Audit, Compliance, and Data-Driven Behavior
Last week I had a guest post on Navex Global’s blog exploring the future of the internal audit function, and how a more powerful internal audit function might help the ethics and compliance department in new ways.
Today we have a practical example from Fidelity Investments, and the news that it has recently sacked more than 200 employees for abusing corporate benefit programs. This is a foretaste of the collaboration to come, complete with all the upside and downside that future will bring.
The story, in Friday’s Wall Street Journal, is straightforward. Fidelity audited employee use of two benefits programs intended to help defray the costs of computer equipment or physical fitness gear. The audit found that more than 200 employees violated terms of the programs. For example, some employees bought equipment and billed Fidelity for reimbursement, and then canceled the orders but kept the reimbursement. In at least some cases, employees submitted altered receipts to claim the reimbursement.
The WSJ article frames the audit and ensuing dismissals as a cost-cutting maneuver, and perhaps that’s the case in this instance. In the bigger picture, however, compliance and audit executives might want to consider the implications of audits like this on your organization’s whole corporate culture and control environment.
From Small Audit to Corporate Culture
The point I made in my Navex post, which certainly applies here with Fidelity, is that relatively small-bore audit exercises can have an outsized influence on corporate culture. And as internal audit functions become more adept at targeted, analytics-driven audits, ethics and compliance functions might want to nudge those efforts toward subjects that will provide maximum benefit for corporate culture.
For example, I can’t imagine that Fidelity’s audit turned up massive amounts of waste and misuse of company money. The firm employs 40,000 people — so firing 200 of them is a dismissal rate of 0.5 percent. Even if we assume all 200 errant employees scammed Fidelity out of $2,000 each (that seems to be the largest amount scammed, according to the WSJ), that’s a total possible loss of $400,000.
Fidelity’s 2017 revenue was $18.2 billion. So it’s not like that $400,000 was a material amount of money, either.
But small scams in corporate benefit programs can be a material threat to an organization’s control environment. They expose weaknesses in one leg of the Fraud Triangle (opportunity) because internal controls aren’t working properly. That makes it much easier for employees to knock down the second leg of the Fraud Triangle, rationalization — because hey, if the company never cares that I scammed 20 percent off my FitBit, why not try scamming a bit more?
From the compliance officer’s perspective, a small-bore audit like Fidelity’s is important for the message it sends about ethical values and compliance with policy — not for any money it might save or improvements it might recommend. The Fidelity audit reminded employees that adherence to policy isn’t optional, and that enforcement of policies can strike at any time.
Small scams in corporate benefit programs can threaten an organization’s control environment. From the compliance officer’s perspective, an audit like Fidelity’s is important for the message it sends about ethical values and compliance with policy.

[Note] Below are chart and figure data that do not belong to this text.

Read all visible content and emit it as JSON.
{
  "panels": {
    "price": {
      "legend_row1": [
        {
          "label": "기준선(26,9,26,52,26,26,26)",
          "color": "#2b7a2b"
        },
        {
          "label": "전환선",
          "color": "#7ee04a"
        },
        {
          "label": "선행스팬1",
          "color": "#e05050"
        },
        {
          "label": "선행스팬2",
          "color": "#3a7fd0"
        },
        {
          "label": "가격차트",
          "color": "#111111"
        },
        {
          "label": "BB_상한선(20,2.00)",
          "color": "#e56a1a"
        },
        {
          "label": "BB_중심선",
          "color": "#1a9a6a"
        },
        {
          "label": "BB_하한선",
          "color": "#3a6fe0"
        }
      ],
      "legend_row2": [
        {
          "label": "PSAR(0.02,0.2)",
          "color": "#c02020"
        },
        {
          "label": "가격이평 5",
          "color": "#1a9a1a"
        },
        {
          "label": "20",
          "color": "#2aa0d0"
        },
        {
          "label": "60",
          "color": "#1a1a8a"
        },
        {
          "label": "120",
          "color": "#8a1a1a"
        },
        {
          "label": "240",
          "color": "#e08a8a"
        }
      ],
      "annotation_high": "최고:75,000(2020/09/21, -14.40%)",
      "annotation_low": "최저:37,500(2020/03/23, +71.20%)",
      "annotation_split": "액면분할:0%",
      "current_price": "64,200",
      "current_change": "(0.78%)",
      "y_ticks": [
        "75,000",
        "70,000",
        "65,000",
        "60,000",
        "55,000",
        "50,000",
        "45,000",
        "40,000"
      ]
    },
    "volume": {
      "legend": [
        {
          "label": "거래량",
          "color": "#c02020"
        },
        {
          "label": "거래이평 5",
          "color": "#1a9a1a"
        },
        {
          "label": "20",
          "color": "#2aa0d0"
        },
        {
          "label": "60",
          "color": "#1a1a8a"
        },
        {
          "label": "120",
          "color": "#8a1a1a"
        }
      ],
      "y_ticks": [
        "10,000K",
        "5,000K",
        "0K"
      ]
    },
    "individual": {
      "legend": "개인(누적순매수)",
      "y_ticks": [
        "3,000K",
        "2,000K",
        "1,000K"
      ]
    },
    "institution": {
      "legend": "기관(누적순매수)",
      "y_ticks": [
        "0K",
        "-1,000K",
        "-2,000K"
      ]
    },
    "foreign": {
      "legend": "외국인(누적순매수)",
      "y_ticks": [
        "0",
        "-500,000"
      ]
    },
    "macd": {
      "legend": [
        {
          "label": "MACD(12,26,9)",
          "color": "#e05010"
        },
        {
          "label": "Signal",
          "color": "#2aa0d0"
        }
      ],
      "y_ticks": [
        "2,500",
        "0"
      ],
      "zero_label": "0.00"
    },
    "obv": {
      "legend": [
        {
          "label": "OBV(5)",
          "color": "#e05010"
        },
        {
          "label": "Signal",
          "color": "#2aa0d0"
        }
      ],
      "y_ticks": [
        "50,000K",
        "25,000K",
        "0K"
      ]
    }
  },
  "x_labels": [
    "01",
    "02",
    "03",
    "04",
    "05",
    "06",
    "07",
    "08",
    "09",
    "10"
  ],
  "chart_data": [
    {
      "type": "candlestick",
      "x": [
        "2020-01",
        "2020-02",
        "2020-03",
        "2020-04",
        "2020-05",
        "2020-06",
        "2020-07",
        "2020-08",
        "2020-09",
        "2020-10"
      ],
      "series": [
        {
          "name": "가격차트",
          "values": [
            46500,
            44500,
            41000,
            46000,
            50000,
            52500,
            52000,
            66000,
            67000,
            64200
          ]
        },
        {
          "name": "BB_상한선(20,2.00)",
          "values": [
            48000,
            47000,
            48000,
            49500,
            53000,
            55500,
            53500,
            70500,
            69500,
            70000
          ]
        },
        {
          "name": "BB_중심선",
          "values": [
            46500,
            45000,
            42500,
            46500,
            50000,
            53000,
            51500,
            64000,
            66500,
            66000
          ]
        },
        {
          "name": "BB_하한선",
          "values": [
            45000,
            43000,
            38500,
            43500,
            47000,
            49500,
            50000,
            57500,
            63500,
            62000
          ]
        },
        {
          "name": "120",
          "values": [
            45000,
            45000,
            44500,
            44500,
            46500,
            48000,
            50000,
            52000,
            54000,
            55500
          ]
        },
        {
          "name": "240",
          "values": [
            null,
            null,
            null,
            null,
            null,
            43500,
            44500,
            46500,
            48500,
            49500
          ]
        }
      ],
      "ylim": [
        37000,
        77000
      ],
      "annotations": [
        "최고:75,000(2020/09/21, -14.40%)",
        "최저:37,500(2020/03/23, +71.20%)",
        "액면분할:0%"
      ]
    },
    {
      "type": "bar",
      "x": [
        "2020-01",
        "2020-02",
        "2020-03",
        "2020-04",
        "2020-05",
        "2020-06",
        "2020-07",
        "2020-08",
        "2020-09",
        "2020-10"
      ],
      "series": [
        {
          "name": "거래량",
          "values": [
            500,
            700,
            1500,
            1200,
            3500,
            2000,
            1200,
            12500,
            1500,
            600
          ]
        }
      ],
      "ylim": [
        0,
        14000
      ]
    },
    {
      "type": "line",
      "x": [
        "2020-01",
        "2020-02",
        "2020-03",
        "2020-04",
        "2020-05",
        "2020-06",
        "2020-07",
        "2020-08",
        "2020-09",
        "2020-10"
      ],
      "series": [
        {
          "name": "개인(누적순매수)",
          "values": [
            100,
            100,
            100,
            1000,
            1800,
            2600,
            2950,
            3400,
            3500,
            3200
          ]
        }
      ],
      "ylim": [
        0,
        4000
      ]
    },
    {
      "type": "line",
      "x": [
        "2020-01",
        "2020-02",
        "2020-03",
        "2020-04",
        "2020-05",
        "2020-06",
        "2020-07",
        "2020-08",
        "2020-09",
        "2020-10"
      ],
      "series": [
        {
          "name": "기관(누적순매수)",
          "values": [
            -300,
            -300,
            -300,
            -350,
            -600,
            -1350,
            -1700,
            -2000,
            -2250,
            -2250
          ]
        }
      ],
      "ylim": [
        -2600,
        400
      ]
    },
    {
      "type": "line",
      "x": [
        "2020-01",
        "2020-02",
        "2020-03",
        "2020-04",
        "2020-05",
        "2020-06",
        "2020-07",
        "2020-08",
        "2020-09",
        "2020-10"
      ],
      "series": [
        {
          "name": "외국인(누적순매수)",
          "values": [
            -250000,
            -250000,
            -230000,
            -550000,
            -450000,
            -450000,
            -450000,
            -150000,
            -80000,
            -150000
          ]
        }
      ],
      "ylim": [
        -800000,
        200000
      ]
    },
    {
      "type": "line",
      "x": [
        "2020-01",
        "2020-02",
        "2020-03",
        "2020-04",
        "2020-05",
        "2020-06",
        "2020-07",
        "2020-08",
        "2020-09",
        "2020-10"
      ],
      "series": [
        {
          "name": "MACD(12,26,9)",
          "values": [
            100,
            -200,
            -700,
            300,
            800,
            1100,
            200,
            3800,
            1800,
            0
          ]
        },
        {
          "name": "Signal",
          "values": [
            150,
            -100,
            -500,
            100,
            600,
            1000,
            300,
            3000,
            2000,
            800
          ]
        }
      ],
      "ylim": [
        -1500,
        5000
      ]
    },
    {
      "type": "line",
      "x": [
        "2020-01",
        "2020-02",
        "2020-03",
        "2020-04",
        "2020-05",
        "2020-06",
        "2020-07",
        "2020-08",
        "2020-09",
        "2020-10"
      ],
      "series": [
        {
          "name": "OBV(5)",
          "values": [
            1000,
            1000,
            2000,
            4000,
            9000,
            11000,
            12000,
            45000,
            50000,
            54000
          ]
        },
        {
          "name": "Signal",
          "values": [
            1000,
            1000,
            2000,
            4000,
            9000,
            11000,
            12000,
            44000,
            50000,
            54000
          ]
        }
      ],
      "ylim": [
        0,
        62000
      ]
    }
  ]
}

In my Navex post, I gave a different example. One large business has a policy that travel and entertainment expenses under $50 do not need a receipt. So the audit department decided to review the T&E account for any employees with an unusually high number of $49 expenses — that is, people who were constantly just below the threshold for documentation.
The company found no significant abuses. But it did send a message to employees that the company can search for fraud even in small-dollar expenses without documentation. That’s a powerful message about corporate culture and control environment that employees see.
A More Fearful Future?
The internal audit department is only going to get better at targeted strikes thanks to improving technology. Audit teams will be able to select spending or activity areas with more focus, and then review the raw transactions more comprehensively. That’s auditing analytics in practice, and the tech to do that is only going to get better from here.
For example, imagine Fidelity trying to perform that corporate benefits audit with 1985 technology. Would the army of auditors, sifting through reams of paperwork, really be worth the $400,000 the company might find? Probably not. Today large companies can execute audits like that in a few weeks. Soon enough they’ll be able to perform those audits in a day. Or, more likely, anomalous behavior will be found instantly and appear on a risk dashboard sitting on a manager’s PC somewhere.
Will that be good for the company’s bottom line? Yes. But your inner ethics and leadership enthusiast might also want to contemplate what it means for corporate culture overall. That world isn’t leadership by inspiration; it’s management by fear. Ask anyone who lives in a world where overhead drone strikes are standard practice.
To put it another way, a very real threat to good conduct is ethical fading — the idea that after so many decisions to stick by the rules, our brains get tired and feel like we’re owed the opportunity to skip the rules once or twice. Ask anyone who has been stuck in stop-and-go traffic for a few red lights, and finally guns it through the intersection at yet another light about to turn red.
What’s the effect on corporate culture in a world where ethical fading is impossible, because you’re under constant, data-driven observation?
I don’t know. But we’ll probably find out soon enough.